Can you think of any other software that is as widely used (/abused?) as spreadsheets?



bye bye TurboExcel

Thursday, 3rd May, 2007

And hello Calc4Web.

SavvySoft have changed the name of TurboExcel to Calc4Web. (I hope OpenOffice and Computer Associates (do they still exist) don’t mind).

SavvySoft view here

Microsoft view here

This has been an ongoing trademark dispute, that should worry anyone who uses ‘Excel’ as part of their product name. Interestingly based on the MikeRoweSoft case I wonder if the use of ‘XL’ is a bit of a potential target too? (I think he got an Xbox as settlement – I hope he got some games bundled!)

The blurb says amicable, I hope it was.

I’m not convinced its in Microsofts best interest to go after members of the ecosystem that surrounds their products, maybe I’m missing something. In a way I think the law kind of forces the hand of trademark holders – if you don’t vigorously defend your trademarks, you may lose them. What other *Excel or Excel* (or *Excel*) products do you know of that might be at risk?
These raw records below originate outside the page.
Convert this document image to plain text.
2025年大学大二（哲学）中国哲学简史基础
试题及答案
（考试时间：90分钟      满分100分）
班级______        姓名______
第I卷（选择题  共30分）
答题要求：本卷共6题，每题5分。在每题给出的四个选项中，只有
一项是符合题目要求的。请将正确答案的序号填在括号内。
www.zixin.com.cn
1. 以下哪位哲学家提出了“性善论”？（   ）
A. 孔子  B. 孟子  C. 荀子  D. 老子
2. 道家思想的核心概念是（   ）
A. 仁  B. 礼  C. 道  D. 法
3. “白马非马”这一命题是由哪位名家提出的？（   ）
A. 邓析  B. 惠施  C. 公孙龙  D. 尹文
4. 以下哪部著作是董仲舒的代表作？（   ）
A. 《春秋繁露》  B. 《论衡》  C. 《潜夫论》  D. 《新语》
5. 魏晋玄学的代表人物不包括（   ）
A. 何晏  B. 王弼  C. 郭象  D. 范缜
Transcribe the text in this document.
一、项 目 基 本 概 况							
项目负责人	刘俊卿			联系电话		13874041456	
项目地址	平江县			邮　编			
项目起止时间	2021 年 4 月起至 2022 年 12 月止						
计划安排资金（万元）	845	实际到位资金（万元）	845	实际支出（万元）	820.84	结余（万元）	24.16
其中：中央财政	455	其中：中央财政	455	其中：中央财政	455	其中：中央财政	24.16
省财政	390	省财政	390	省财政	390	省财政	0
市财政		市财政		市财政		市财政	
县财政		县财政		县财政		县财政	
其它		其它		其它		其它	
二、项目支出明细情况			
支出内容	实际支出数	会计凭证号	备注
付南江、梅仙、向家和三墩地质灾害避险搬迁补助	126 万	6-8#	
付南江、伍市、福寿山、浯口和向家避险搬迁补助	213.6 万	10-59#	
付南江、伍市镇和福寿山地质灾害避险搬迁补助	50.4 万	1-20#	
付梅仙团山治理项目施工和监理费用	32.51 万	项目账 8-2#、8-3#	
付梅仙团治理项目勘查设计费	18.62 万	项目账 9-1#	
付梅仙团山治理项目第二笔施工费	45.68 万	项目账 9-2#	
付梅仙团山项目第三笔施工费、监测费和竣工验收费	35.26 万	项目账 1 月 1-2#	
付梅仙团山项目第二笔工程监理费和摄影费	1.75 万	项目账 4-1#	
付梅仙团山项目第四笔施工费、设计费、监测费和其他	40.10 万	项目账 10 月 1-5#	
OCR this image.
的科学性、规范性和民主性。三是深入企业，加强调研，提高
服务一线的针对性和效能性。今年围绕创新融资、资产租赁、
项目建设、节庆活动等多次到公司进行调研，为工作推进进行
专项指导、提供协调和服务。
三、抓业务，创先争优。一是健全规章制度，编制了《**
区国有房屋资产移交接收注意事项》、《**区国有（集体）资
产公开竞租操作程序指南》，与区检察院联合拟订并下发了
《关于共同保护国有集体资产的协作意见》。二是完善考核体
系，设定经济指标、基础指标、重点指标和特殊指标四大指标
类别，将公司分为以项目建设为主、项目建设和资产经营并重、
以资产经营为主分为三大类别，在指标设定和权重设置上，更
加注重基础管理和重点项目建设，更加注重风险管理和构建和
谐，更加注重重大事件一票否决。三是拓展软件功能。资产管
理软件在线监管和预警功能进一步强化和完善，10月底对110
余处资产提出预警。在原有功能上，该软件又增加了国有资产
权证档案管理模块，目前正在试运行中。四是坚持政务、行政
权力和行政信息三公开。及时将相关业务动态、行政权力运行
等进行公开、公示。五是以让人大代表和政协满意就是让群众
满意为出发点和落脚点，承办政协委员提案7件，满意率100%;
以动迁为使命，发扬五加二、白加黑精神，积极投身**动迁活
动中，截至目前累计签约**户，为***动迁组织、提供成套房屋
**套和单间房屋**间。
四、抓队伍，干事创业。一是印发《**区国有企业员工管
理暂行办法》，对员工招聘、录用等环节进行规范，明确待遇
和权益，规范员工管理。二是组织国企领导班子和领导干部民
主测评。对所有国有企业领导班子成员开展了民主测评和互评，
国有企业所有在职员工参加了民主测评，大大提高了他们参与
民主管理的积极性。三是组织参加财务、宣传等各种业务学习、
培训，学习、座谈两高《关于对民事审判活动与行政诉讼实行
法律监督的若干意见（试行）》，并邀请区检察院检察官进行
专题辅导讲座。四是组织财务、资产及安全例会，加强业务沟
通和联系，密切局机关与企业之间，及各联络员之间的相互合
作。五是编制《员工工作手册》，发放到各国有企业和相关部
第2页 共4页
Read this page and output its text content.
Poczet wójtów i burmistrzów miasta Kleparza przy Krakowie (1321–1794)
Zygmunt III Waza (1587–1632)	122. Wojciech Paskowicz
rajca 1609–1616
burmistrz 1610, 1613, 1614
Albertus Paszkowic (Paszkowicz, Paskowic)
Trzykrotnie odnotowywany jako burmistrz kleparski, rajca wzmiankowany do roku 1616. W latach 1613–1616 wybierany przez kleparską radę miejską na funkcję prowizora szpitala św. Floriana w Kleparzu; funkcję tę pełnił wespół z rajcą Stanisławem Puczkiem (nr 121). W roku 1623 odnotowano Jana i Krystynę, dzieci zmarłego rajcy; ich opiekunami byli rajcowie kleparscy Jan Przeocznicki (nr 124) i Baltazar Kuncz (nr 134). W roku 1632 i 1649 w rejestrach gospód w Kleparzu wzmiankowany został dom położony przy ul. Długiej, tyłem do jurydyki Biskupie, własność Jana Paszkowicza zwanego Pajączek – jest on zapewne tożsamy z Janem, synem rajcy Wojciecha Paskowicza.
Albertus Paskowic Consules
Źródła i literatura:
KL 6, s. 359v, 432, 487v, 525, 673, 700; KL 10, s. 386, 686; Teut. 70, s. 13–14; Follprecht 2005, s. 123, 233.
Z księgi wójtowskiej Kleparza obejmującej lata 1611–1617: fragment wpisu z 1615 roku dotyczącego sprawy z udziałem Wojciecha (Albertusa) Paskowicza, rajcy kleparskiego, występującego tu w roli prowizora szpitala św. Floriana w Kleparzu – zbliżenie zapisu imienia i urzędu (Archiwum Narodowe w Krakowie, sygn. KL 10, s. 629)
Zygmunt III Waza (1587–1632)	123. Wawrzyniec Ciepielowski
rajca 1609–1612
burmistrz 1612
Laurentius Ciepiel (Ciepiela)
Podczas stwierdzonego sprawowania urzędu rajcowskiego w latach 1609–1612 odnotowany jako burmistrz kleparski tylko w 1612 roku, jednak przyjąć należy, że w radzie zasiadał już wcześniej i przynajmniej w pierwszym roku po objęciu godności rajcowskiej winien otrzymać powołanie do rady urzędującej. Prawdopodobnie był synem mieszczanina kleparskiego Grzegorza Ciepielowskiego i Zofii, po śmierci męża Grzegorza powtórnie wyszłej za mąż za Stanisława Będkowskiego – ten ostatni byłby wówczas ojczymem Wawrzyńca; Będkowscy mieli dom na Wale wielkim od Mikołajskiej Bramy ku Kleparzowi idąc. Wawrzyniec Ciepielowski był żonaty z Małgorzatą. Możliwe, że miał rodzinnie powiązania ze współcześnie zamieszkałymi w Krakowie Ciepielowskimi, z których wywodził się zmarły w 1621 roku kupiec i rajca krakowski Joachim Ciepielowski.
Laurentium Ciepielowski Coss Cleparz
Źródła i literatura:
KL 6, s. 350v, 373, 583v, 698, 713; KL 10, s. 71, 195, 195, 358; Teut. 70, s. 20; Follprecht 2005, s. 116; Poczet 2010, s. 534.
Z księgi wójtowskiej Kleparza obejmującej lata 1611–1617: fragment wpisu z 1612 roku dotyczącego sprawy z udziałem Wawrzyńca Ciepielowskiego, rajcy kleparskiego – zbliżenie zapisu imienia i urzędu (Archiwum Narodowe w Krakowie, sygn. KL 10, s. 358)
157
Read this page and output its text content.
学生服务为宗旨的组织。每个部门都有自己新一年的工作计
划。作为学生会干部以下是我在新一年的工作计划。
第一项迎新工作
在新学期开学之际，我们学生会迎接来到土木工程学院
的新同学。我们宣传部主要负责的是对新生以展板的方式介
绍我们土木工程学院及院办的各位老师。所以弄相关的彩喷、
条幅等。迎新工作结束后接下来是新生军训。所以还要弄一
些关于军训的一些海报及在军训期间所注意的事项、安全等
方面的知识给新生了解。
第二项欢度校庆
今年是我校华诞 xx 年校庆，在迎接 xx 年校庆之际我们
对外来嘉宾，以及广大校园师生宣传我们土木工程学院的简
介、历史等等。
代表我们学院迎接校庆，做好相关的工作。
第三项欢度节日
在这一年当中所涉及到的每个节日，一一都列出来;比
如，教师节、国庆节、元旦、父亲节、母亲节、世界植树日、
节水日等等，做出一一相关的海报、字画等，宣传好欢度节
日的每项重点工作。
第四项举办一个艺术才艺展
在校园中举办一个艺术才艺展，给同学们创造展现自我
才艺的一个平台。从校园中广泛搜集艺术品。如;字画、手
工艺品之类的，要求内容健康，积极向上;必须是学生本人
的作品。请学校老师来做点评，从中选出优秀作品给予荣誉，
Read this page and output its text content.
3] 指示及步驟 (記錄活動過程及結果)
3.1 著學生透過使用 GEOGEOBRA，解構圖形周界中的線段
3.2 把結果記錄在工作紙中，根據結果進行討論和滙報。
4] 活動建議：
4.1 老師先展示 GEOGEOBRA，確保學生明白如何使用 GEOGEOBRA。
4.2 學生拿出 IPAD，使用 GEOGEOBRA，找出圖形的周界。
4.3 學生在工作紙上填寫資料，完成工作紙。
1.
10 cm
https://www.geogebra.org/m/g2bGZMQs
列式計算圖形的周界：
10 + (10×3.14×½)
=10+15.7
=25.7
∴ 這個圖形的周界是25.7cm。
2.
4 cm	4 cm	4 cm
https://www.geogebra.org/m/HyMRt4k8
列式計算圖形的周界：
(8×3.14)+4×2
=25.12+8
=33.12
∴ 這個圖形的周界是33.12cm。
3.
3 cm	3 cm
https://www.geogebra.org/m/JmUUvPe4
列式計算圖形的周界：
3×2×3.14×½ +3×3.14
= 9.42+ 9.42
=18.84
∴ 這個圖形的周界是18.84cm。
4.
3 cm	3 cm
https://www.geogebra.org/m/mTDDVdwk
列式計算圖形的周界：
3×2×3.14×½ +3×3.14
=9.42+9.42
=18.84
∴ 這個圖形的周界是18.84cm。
‘Calc4Web’ converts spreadsheets into C++, giving you the options of compiling into an xll, or a dll, or even a .net assembly. This is a great migration path, have your business user prototype in Excel then click the button to convert into a compiled component. To me that would probably encourage use of Excel. And from a risk/quality POV, it makes loads of sense, use Excel for what its good at, then convert to something more secure/robust for production.

I’m hoping to get a play around with this product over the summer, I’ve heard good reports. Anyone here using it? (you might need to get a patch to fix up those dialog box titles!)